Nous avons le projet d’ouvrir d’autres liaisons. La suivante sera entre la frontière espagnole, côté atlantique, depuis Hendaye et Irun jusqu’à un terminal qui se situerait soit en région Centre, soit en Ile-de-France. Nous sommes très ambitieux : nous voulons aller vers un véritable réseau en France et sur l’ensemble de l’Europe.

Quel sera le rythme des trains ?
La société exploitante commencera par un aller et retour, avec une capacité d’une quarantaine de camions, puis deux navettes. Ensuite le nombre augmentera au rythme permis par le développement du trafic. Le succès de l’autoroute ferroviaire dépendra beaucoup du taux d’occupation du train. Il faut viser plus de 80 p.c.

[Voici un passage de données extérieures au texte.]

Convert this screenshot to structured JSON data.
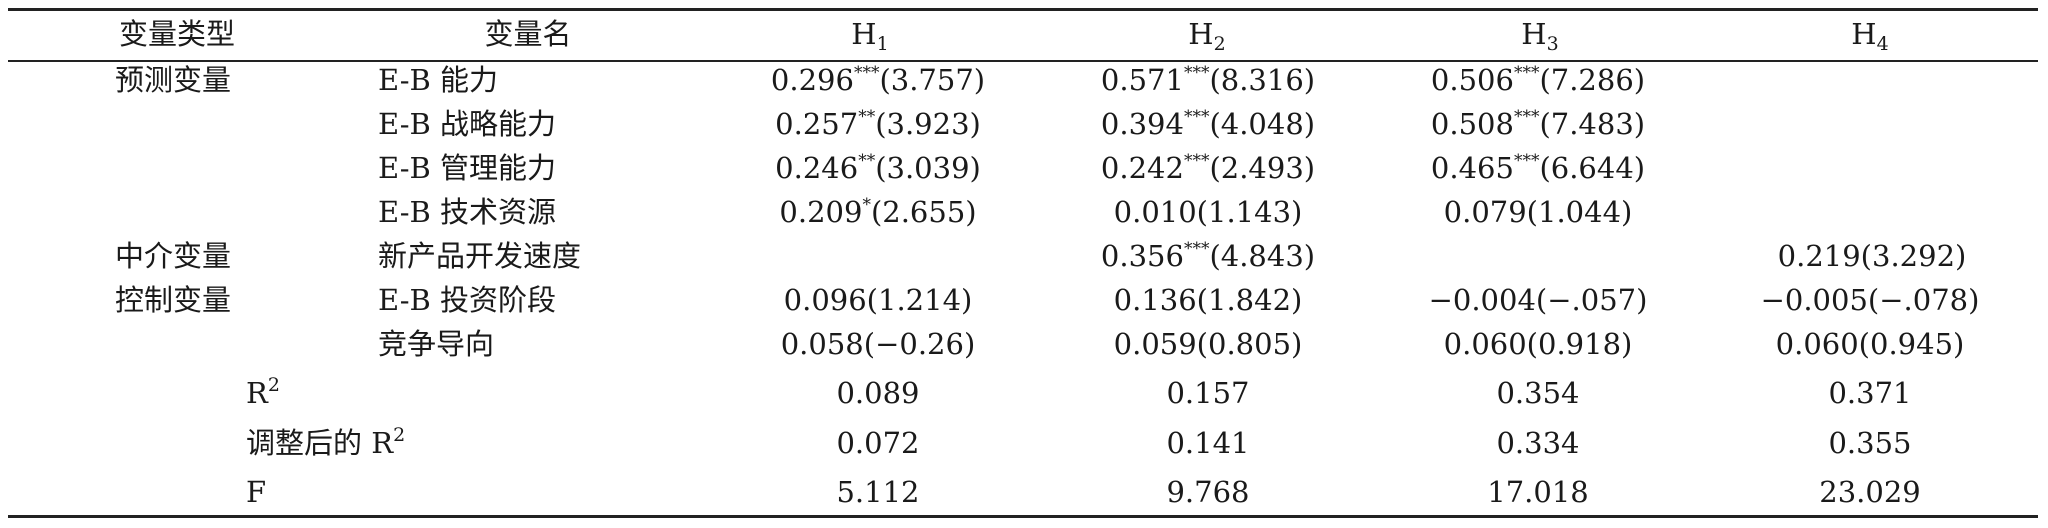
{
  "header": {
    "col_type": "变量类型",
    "col_name": "变量名",
    "h1": "H",
    "h1_sub": "1",
    "h2": "H",
    "h2_sub": "2",
    "h3": "H",
    "h3_sub": "3",
    "h4": "H",
    "h4_sub": "4"
  },
  "rows": [
    {
      "type": "预测变量",
      "name": "E-B 能力",
      "h1": {
        "coef": "0.296",
        "stars": "***",
        "t": "(3.757)"
      },
      "h2": {
        "coef": "0.571",
        "stars": "***",
        "t": "(8.316)"
      },
      "h3": {
        "coef": "0.506",
        "stars": "***",
        "t": "(7.286)"
      }
    },
    {
      "name": "E-B 战略能力",
      "h1": {
        "coef": "0.257",
        "stars": "**",
        "t": "(3.923)"
      },
      "h2": {
        "coef": "0.394",
        "stars": "***",
        "t": "(4.048)"
      },
      "h3": {
        "coef": "0.508",
        "stars": "***",
        "t": "(7.483)"
      }
    },
    {
      "name": "E-B 管理能力",
      "h1": {
        "coef": "0.246",
        "stars": "**",
        "t": "(3.039)"
      },
      "h2": {
        "coef": "0.242",
        "stars": "***",
        "t": "(2.493)"
      },
      "h3": {
        "coef": "0.465",
        "stars": "***",
        "t": "(6.644)"
      }
    },
    {
      "name": "E-B 技术资源",
      "h1": {
        "coef": "0.209",
        "stars": "*",
        "t": "(2.655)"
      },
      "h2": "0.010(1.143)",
      "h3": "0.079(1.044)"
    },
    {
      "type": "中介变量",
      "name": "新产品开发速度",
      "h2": {
        "coef": "0.356",
        "stars": "***",
        "t": "(4.843)"
      },
      "h4": "0.219(3.292)"
    },
    {
      "type": "控制变量",
      "name": "E-B 投资阶段",
      "h1": "0.096(1.214)",
      "h2": "0.136(1.842)",
      "h3": "−0.004(−.057)",
      "h4": "−0.005(−.078)"
    },
    {
      "name": "竞争导向",
      "h1": "0.058(−0.26)",
      "h2": "0.059(0.805)",
      "h3": "0.060(0.918)",
      "h4": "0.060(0.945)"
    }
  ],
  "stats": [
    {
      "label": "R",
      "label_sup": "2",
      "h1": "0.089",
      "h2": "0.157",
      "h3": "0.354",
      "h4": "0.371"
    },
    {
      "label": "调整后的 R",
      "label_sup": "2",
      "h1": "0.072",
      "h2": "0.141",
      "h3": "0.334",
      "h4": "0.355"
    },
    {
      "label": "F",
      "label_sup": "",
      "h1": "5.112",
      "h2": "9.768",
      "h3": "17.018",
      "h4": "23.029"
    }
  ]
}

Ce seront des convois non accompagnés par les chauffeurs. Pourquoi ?
Les meilleurs rendements sur le plan économique sont obtenus avec ce type d’autoroute ferroviaire non accompagnée. Il y a un certain consensus en Europe pour considérer que l’optimum économique est obtenu de cette façon.

Cela n’avantage-t-il pas les grosses sociétés de transport routier ?
 
Nous ne le pensons pas. Toutes nos  études ont été conduites en coopération étroite avec la profession routière. Certes, cela impliquera des modifications dans le fonctionnement des entreprises, notamment avec la nécessité d’un tracteur au point d’arrivée. Mais cela parait possible au vu des sondages que nous avons faits auprès de toutes les entreprises.